Komite raporunda, tutanaklardan; ilgili kurumların sürekli bütçe açığı verdikleri ve bu açığın ağır rekabet koşulları içinde bulunan DAÜ’ye mali bir külfet yarattığı, kurumların kurtarılmasına yönelik alınan tüm kararlara rağmen mali açığın kapatılamadığı gerekçesiyle devredilerek kapatılması kararlarının alındığı bilgisi edindiğini de not etti.

Öztoprak ve Samioğlu ‘DAÜ için’ dedi…

Komiteye davet edilen Vakıf Yöneticiler Kurulu Üyesi Samioğlu ile Eski Rektör Öztoprak’ın, üniversite öncesi eğitim kurumlarının zararlarının DAÜ bütçesinden karşılandığını ifade ettikleri belirtilen raporda, kurumların yaşatılması için bir takın tedbirler de alındığını ancak bu tedbirlerin yeterli olmadığının belirtildiği yazıldı.

Vakıf Yöneticiler Kurulu Üyesi Samioğlu ile Eski Rektör Öztoprak’ın, sürekli zarar eden bu kurumların finanse edilmeye devam edilmesi halinde, DAÜ’nün de aynı tehlike ile karşı karşıya kalmasının önüne geçilmesi gerektiğini gerekçe göstererek kurumların devri yönünde karar alındığını belirttikleri rapora not edildi.

-------------------------------------------------------------------

DAÜ-SEN’le anlaşıldı… Maaşlarda %10 indirime gidildi BÜTÇE DENKLEŞTİ…

Vakıf Yöneticiler Kurulu eski üyelerinden Cemal Mert’i de toplantıya davet eden komite raporunda, Mert’in aktardığı, o dönemde DAÜ-SEN’le yapılan anlaşma gereği personel maaşlarında %10 indirim yapılarak DAİ bütçesinin denkleştiğini, DAK bütçesinin ise çok az bir miktar açık verdiği bilgilerine de yer verdi.

‘Kurtarma çabaları sürerken Rektör Türkiye’deki okullarla görüşmek üzere yetkilendirildi’

DAÜ-SEN Başkanı Hüseyin Özkaramanlı ile DAÜ-SEN Genel Sekreteri Sayın Ulaş Gökçe’yi de konuk eden komite, sendika temsilcilerinin 2005 ve 2010- 2011 kurumların kurtarılması için maaşlarda kesintiyi kabul ettiklerini, DAÜ-SEN’in kurumların kurtarılması çabalarının sürdürdüğü süreçte ise Vakıf Yöneticiler Kurulu tarafından DAÜ eski Rektörü Sayın Abdullah Öztoprak’ın Türkiye’deki okullarla görüşme yapmak için yetkilendirildiğini öğrendiklerine dair aktardıklarını da raporuna not etti.
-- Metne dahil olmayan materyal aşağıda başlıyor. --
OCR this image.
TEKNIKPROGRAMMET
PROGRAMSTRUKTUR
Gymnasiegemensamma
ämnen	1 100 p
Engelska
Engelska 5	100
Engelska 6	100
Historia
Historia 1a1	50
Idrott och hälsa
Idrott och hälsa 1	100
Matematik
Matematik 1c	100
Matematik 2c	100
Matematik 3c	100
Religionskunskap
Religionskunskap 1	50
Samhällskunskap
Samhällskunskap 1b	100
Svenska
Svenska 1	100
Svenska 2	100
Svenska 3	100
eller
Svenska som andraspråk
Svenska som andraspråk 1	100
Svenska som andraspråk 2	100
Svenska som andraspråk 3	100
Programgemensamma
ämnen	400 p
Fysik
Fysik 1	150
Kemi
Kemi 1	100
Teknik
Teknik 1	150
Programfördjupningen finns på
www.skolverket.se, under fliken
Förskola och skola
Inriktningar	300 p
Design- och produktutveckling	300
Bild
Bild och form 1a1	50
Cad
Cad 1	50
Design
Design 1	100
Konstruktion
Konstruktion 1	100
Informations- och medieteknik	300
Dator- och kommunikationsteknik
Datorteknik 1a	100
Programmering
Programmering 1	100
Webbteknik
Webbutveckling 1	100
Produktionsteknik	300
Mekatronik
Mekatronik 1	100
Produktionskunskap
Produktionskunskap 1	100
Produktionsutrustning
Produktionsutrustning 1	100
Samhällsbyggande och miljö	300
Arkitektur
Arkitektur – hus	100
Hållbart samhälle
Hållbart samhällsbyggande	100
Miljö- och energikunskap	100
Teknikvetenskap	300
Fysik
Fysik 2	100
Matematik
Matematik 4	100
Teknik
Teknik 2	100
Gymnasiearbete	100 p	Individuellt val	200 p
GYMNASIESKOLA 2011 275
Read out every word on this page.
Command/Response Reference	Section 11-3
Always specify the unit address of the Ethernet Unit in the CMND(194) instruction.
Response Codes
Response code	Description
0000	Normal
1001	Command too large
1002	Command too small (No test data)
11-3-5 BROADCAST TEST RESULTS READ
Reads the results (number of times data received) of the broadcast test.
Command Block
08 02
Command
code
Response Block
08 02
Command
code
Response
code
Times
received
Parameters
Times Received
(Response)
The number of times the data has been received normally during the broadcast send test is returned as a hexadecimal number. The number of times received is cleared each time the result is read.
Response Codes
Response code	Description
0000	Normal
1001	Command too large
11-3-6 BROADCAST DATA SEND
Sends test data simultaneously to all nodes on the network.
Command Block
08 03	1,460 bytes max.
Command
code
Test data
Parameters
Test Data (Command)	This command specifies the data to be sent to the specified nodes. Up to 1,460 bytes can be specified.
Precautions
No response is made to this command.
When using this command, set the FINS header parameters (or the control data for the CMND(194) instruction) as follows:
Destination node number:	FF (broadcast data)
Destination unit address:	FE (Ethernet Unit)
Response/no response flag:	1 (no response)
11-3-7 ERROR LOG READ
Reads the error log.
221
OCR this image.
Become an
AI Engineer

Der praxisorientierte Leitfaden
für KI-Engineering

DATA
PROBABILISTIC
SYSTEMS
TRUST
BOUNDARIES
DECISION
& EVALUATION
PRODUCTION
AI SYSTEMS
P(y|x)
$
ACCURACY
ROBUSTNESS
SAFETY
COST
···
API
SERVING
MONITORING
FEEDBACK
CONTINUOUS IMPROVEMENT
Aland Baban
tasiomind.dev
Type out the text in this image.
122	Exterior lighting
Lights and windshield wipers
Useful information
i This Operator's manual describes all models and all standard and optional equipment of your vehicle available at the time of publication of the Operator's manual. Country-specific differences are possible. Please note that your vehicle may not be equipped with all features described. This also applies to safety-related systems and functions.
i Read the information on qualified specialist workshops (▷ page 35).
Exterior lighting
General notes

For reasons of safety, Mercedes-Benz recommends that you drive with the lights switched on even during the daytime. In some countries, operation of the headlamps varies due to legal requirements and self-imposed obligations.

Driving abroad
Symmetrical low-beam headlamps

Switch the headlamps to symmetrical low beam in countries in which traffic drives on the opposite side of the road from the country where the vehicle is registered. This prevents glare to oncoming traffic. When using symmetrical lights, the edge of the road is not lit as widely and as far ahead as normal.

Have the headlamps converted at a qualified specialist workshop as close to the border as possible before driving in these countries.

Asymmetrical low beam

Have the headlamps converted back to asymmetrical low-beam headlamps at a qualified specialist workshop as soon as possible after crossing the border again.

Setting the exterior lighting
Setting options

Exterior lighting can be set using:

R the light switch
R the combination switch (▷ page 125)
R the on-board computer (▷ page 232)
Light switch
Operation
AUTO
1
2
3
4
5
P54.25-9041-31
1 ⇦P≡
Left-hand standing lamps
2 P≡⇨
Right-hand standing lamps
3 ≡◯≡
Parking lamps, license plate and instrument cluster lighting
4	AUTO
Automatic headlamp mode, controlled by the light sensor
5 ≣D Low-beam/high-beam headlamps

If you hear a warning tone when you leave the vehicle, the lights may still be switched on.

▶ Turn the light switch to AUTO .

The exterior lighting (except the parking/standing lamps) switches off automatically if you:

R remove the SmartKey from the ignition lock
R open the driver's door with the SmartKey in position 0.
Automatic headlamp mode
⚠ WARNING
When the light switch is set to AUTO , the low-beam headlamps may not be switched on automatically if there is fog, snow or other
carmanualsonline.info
‘Sadece hayat pahalılığı oranında artış yapılsa, açık rahatlıkla kapanırdı’

Üniversite Öncesi Eğitim Kurumlarının kapatılarak devredilmesini ekonomik, sosyal ve hukuki boyutuyla inceleyen Komite,  bu kurumlarda öğrenci ücretlerine sadece hayat pahalılığı oranında artışlar yapılması durumunda bile söz konusu bu açığın rahatlıkla kapatılıp bütçe fazlası verebileceği kanaatini belirti.

---------------------------------------------------------------

‘KÖTÜ YÖNETİM zarara uğrattı’

2009-2010 ve 2010-2011 akademik yıllarında öğrenci ücretlerinin önce dondurulmasının ve ardından %10’un üzerinde bir indirim yapılmasının bu kurumlarda mali açıdan büyük sıkıntılara yol açtığı tespitini de belirten komite, Vakıf Yöneticiler Kurulu’nun ekonomik yönetimden yoksun öngörüleri, yanlış idari kararları ve kötü yönetimden dolayı Üniversite Öncesi Eğitim Kurumları’nın mali açıdan zarara uğratıldığı kanaatini belirtti.

Raporunda tüm yanlış kararlara rağmen zararın iddia edildiği gibi kapatılamayacak ölçüde olmadığını not eden komite, Üniversite Öncesi Eğitim Kurumları’nın devredilmesi yerine öğrenci ücretlerine yapılacak %15 oranındaki artış ve çalışanların maaşlarının bir yıl süreyle dondurularak bütçenin açık vermeyecek bir duruma getirilebileceği görüşünü belirtti.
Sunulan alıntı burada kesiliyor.